Monday, October 19, 2009


An Everywhere of Silver
With Ropes of Sand
To keep it from effacing
The Track called Land.


The sea is a creature of opposites. And it has always seemed a creature, the female deity corresponding to the male sun. The sublime Russian version of Stanislaw Lem's Solaris, in its depiction of a questionably sentient quasi-liquid world, brings this home.

Timeless and transient, absolutely monotonous yet infinitely various, caressing yet lethal. Above all, perhaps, solemn yet silly, a vast and inscrutable panoply contrasting with trivial sand and whimsically salty air.

The sea at night seems an affront, though, black-upon-black or death-within-death. Perhaps that is why sunrise and sunset are so much more striking at sea: rituals of redemption.

I have never allowed myself to live within two hours of the ocean. Some day perhaps.


Retriever said...

Why not? I have never allowed myself to live further than two hours away from it...

It's not just the sounds. but the play of light on it, different every day. And the sea birds. And the strange things washed up on the shore. And the hermit crabs and the fiddler crabs and clams, and weird spiny fish caught by fishermen who fish, therefore they exist.
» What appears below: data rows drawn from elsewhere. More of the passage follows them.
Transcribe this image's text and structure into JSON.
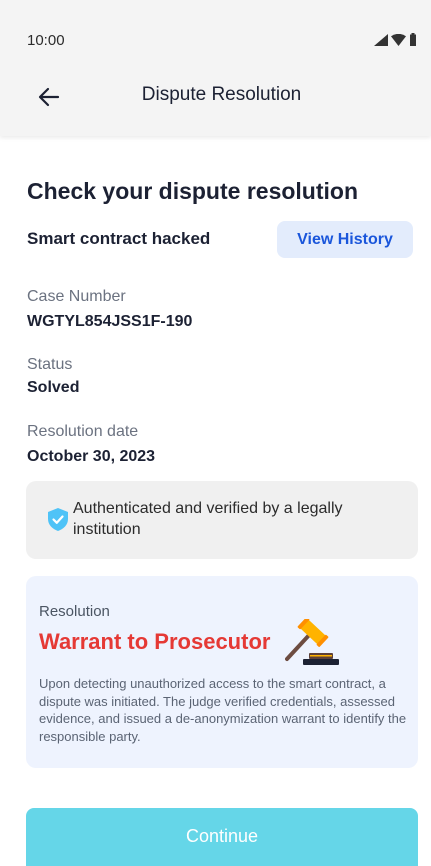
{
  "status_bar": {
    "time": "10:00",
    "icons": [
      "signal-icon",
      "wifi-icon",
      "battery-icon"
    ]
  },
  "app_bar": {
    "back_icon": "arrow-left-icon",
    "title": "Dispute Resolution"
  },
  "main": {
    "heading": "Check your dispute resolution",
    "subject": "Smart contract hacked",
    "view_history_label": "View History",
    "fields": [
      {
        "label": "Case Number",
        "value": "WGTYL854JSS1F-190"
      },
      {
        "label": "Status",
        "value": "Solved"
      },
      {
        "label": "Resolution date",
        "value": "October 30, 2023"
      }
    ],
    "verification": {
      "icon": "shield-check-icon",
      "text": "Authenticated and verified by a legally institution"
    },
    "resolution": {
      "label": "Resolution",
      "title": "Warrant to Prosecutor",
      "icon": "gavel-icon",
      "description": "Upon detecting unauthorized access to the smart contract, a dispute was initiated. The judge verified credentials, assessed evidence, and issued a de-anonymization warrant to identify the responsible party."
    },
    "continue_label": "Continue"
  },
  "colors": {
    "accent": "#1a56db",
    "danger": "#e53935",
    "continue_button": "#65d6e8",
    "shield": "#4fc3f7"
  }
}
And the threat of hurricanes but the exhilaration of standing in a storm and wondering if a huge wave will slurp one up gone for good. And both shrieking with horror and fascinated at the sight of a beach and waves full of palest pink jelly fish in mid August. And those moments when one steps off a sand bar into deep water unexpectedly and the undertow grabs one suddenly and one has the sense of a lethal and irresistible force for the second before one scrambles somehow to safety back to stand in the shallower water. Good to be humbled as Canute was by the waves. And the relief of a breeze during a summer heat wave and wallowing in the shallows. And watching as three of one's kids under 4 all head for the water at once, none reliable swimmers as yet and deciding which to save first...panic that the beckoning sparkling waves will swallow them up . And peace and forgetfulness for a few minutes. The clatter and strife of daily life washed away. And huge cracking chunks of ice at the edge of the shore during particularly cold winters.
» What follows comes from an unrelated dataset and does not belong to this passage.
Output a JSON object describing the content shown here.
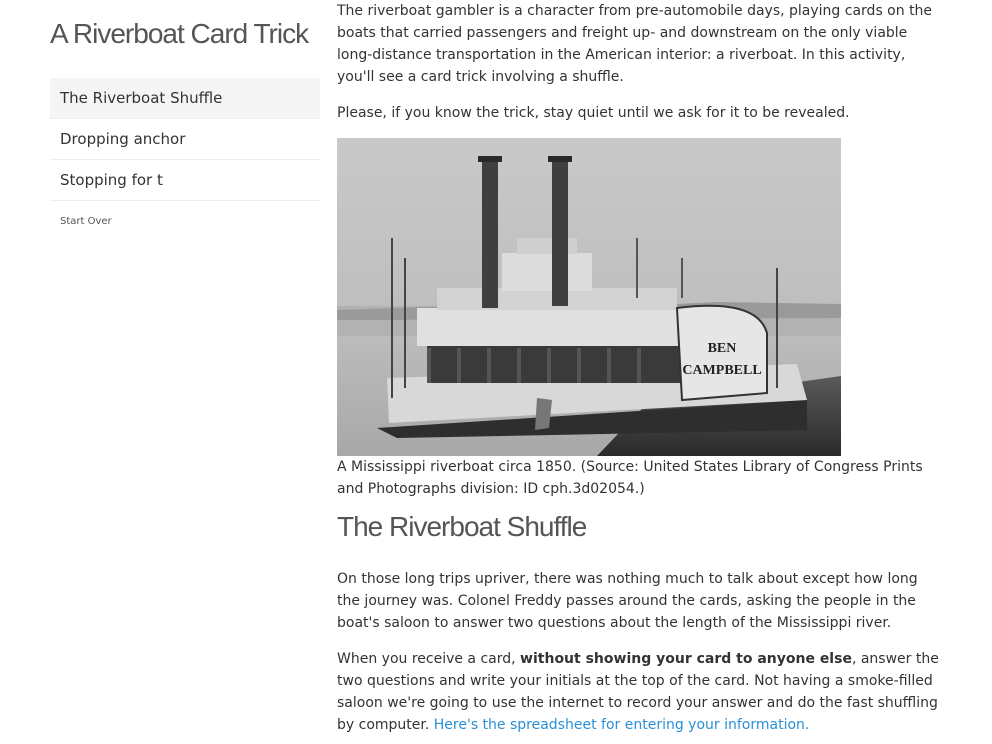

Sorry to blather on, but why would one ever retreat from that??? (and I have had my house flooded by the sea, so I have SOME reason to be wary of it, but I can still not bear to be far from it).

Anonymous said...

There's something paradoxical about the sea infinitely convulsing itself into seeming permanence. In contrast, the land always seems like a flimsy concretion; a convenient temporal reality - disposable and replaceable like its flux of inhabitants.

Anonymous said...

Two hours from the sea is a very good place to be.